Simplest Non-Regular Deterministic Context-Free Language

TL;DR

This paper introduces the concept of C-simple problems within decision problem classes, demonstrating that the language {0^n1^n} is the simplest in the class of non-regular deterministic context-free languages, with implications for neural network recognition limits.

Contribution

The paper defines C-simple problems, proves {0^n1^n} is the simplest in DCFL', and applies this to show neural networks cannot recognize any language in DCFL'.

Findings

{0^n1^n} is DCFL'-simple under a specific reduction.

Neural networks 1ANN cannot recognize any language in DCFL'.

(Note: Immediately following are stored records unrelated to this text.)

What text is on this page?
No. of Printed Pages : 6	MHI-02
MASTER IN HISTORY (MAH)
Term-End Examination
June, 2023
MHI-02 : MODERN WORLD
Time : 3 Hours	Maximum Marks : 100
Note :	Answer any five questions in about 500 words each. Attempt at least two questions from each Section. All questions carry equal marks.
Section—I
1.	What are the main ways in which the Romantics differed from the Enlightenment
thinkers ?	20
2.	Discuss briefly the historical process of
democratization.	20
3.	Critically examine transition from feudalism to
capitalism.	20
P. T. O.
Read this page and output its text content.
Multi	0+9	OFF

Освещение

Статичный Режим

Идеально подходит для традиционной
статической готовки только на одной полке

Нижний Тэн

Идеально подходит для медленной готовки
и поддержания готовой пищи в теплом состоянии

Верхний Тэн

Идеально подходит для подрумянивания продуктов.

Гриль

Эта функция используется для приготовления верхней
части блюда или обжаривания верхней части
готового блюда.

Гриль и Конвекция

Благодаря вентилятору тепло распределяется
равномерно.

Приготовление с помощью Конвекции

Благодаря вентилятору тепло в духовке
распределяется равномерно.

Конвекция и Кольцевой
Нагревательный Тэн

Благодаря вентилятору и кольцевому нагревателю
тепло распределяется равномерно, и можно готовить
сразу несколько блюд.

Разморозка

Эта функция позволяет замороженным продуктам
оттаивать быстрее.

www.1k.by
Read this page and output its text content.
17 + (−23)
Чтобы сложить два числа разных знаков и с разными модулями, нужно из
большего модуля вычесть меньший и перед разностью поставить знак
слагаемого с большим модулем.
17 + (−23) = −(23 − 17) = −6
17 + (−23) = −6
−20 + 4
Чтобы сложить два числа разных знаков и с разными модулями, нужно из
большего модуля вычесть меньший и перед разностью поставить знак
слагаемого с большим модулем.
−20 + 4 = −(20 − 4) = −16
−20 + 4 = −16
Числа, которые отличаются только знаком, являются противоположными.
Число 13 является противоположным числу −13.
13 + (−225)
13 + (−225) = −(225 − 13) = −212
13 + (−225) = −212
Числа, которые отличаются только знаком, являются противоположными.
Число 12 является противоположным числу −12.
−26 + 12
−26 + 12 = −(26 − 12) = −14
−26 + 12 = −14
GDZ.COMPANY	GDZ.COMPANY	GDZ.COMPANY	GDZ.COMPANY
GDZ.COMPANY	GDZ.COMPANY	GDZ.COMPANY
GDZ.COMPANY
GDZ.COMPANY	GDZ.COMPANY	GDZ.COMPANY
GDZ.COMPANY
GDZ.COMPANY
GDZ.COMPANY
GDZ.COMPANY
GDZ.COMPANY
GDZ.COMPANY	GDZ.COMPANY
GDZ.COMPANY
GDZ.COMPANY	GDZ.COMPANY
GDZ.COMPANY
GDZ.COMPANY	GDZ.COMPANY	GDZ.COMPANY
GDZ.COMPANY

The concept of C-simple problems aids in understanding computational lower bounds.

Abstract

We introduce a new notion of C-simple problems for a class C of decision problems (i.e. languages), w.r.t. a particular reduction. A problem is C-simple if it can be reduced to each problem in C. This can be viewed as a conceptual counterpart to C-hard problems to which all problems in C reduce. Our concrete example is the class of non-regular deterministic context-free languages (DCFL'), with a truth-table reduction by Mealy machines (which proves to be a preorder). The main technical result is a proof that the DCFL' language $L=\{0^n1^n; n\geq 1\}$ is DCFL'-simple, which can thus be viewed as the simplest problem in the class DCFL'. This result has already provided an application, to the computational model of neural networks 1ANN at the first level of analog neuron hierarchy. This model was proven not to recognize $L$, by using a specialized technical argument that can hardly be generalized to other languages in DCFL'. By the result that $L$ is DCFL'-simple, w.r.t. the reduction that can be implemented by 1ANN, we immediately obtain that 1ANN cannot accept any language in DCFL'. It thus seems worthwhile to explore if looking for C-simple problems in other classes C under suitable reductions could provide effective tools for expanding the lower-bound results known for single problems to the whole classes of problems.